Texas Petro Index declines 100 points in last 12 months

The contraction of the upstream oil and gas economy in Texas continues.

The Texas Petro Index (TPI), a service of the Texas Alliance of Energy Producers, declined again in October for the 11th straight month, to 212.3, 32.2 percent less than in October 2014 when the TPI reached a record 313.2**. Again in October, all TPI indicators but crude oil and natural gas production showed hefty year-over-year declines.

“Amid all the chatter about when crude oil production may have peaked and rolled over in Texas and the US the sentiment about prospects for recovery has become increasingly pessimistic--which is to say, realistic--as the year has progressed,” said Karr Ingham, the economist who created the TPI and updates it monthly. “It seems the most optimistic outlooks expect the beginning of meaningful recovery to appear no sooner than the latter half of 2016.

“But we simply do not know how that will look at this point.”

Although the TPI shows oil production in Texas peaked in mid-2015, Ingham noted that statewide crude output in October still exceeded the volume of oil recovered in October 2014, “and amount of crude oil in storage continues to rise rather than decline.”  Other indicators--such as rig activity, permitting, wellhead prices, and industry employment--continued declining through October. And the picture has worsened even since then, he said, as the price paid to producers for crude oil has continued to fall along with weekly rig counts.

“Until crude oil production actually begins to decline meaningfully and the volume of oil in storage begins to contract rather than expand, there is little reason to expect prices to recover and activity levels to begin to increase,” Ingham said.

Considering the extent of the TPI decline in the past year, Ingham said, “At this point it has become apparent that the low point of 187.5 in the previous economic cycle (prior to the expansion that began in January 2010) is in jeopardy;”

Ingham said the TPI is “almost certain” to fall below that trough in coming months. “In fact, if the TPI loses at least 40% of its value--as we predicted in January--it would mark the first time the low point of a contraction falls below the nadir of the previous cycle.

“At this point, the end of the current contraction is not known and cannot be foreseen,” Ingham said. “But we know this much: it will be the deepest and longest in the history of the TPI, which is based in January 1995.”

A composite index based upon a comprehensive group of upstream economic indicators, the Texas Petro Index in October was 212.3, 32.2% less than in October 2014. Before embarking upon the current economic downturn, the TPI peaked at a record 313.2 in October and November 2014, which marked the zenith of an economic expansion that began in December 2009, when the TPI stood at 187.5.
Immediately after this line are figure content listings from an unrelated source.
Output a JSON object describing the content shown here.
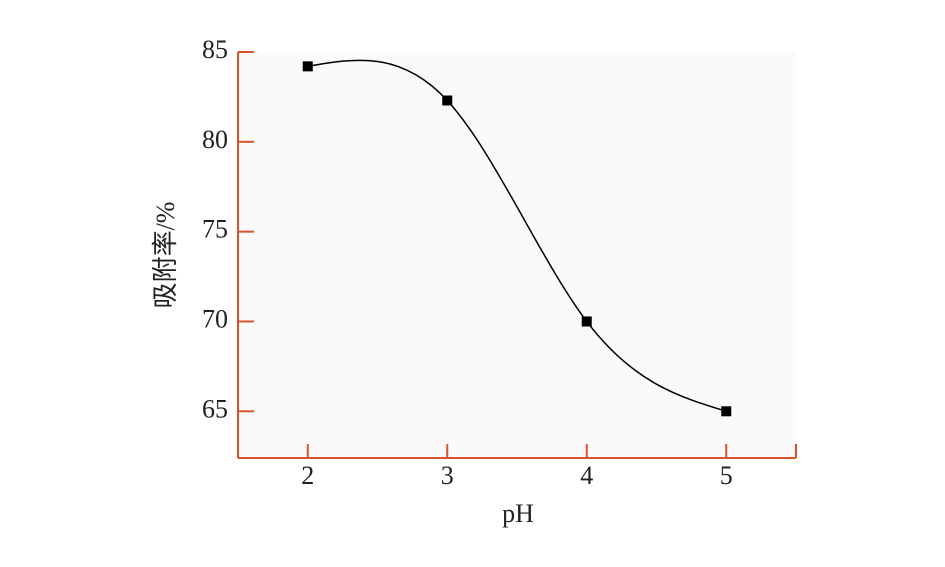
{
  "chart_data": {
    "type": "line",
    "x_label": "pH",
    "y_label": "吸附率/%",
    "x": [
      2,
      3,
      4,
      5
    ],
    "values": [
      84.2,
      82.3,
      70,
      65
    ],
    "color": "#000000",
    "axis_color": "#d9532c",
    "xlim": [
      1.5,
      5.5
    ],
    "xticks": [
      2,
      3,
      4,
      5
    ],
    "ylim": [
      62.4,
      85
    ],
    "yticks": [
      65,
      70,
      75,
      80,
      85
    ],
    "smooth": true
  }
}
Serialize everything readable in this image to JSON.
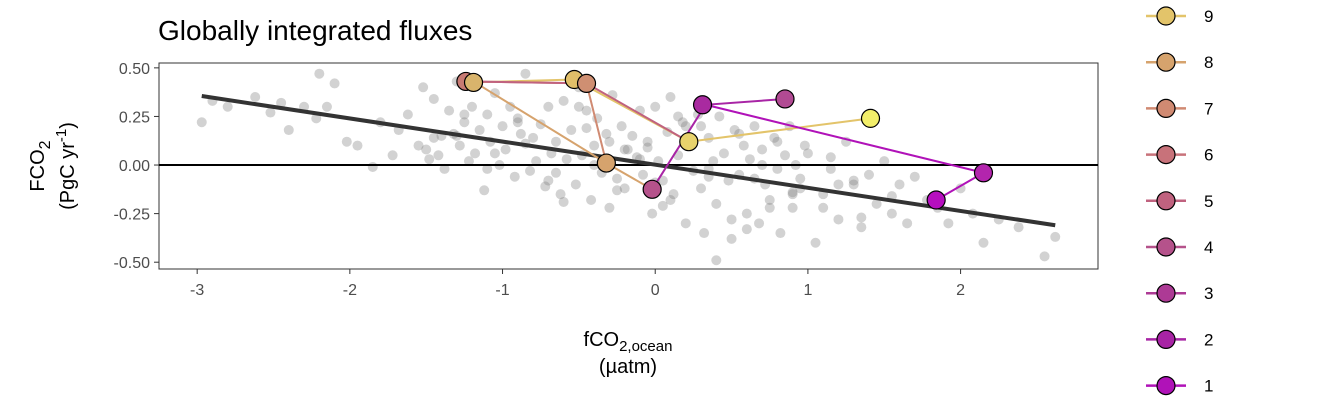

Among leading TPI indicators during October:

  • Estimated crude oil production in Texas totaled nearly 107 million barrels, about 7 million barrels (7.1%) more than in October 2014.  With crude oil prices averaging $42.90/bbl, the value of Texas-produced crude oil totaled about $4.59 billion, 43.3 percent less than in October 2014.
  • Estimated Texas natural gas output was nearly 753.4 billion cubic feet, a year-over-year monthly increase of 1.7%. With natural gas prices in October averaging $2.31/Mcf, the value of Texas-produced gas decreased 36.7% to about $1.75 billion.
  • The Baker Hughes count of active drilling rigs in Texas averaged 349, compared to 899 in October 2014. Drilling activity in Texas peaked in September 2008 at a monthly average of 946 rigs before falling to a trough of 329 in June 2009.  In the most recent economic expansion, which began in December 2009, the statewide average monthly rig count peaked at 932 in May and June 2012. The statewide rig count was at 904 as recently as the fourth week of November 2014.
  • The number of Texans on oil and gas industry payrolls averaged an estimated 250,230, according to statistical methods based upon the Texas Workforce Commission’s Quarterly Census of Employment and Wages, about 17.8% less than in October 2014, in which the TPI estimate was based upon the TWC’s Current Employment Statistics (CES) series.** According to calculations based upon CES data, a record 306,000 Texans held oil and gas industry jobs in December 2014. Using the CES as a benchmark, Ingham calculated the nadir of upstream oil and gas industry employment in Texas before the December 2014 record to be 175,700 in October 2009. During the previous growth cycle, industry employment peaked at 219,900 in October 2008.


** Beginning in October, TPI creator Karr Ingham began using state employment data that better reflect current oil and gas industry employment trends, thus painting a more realistic picture of the industry’s job losses in the current contraction. The TPI has been revised accordingly.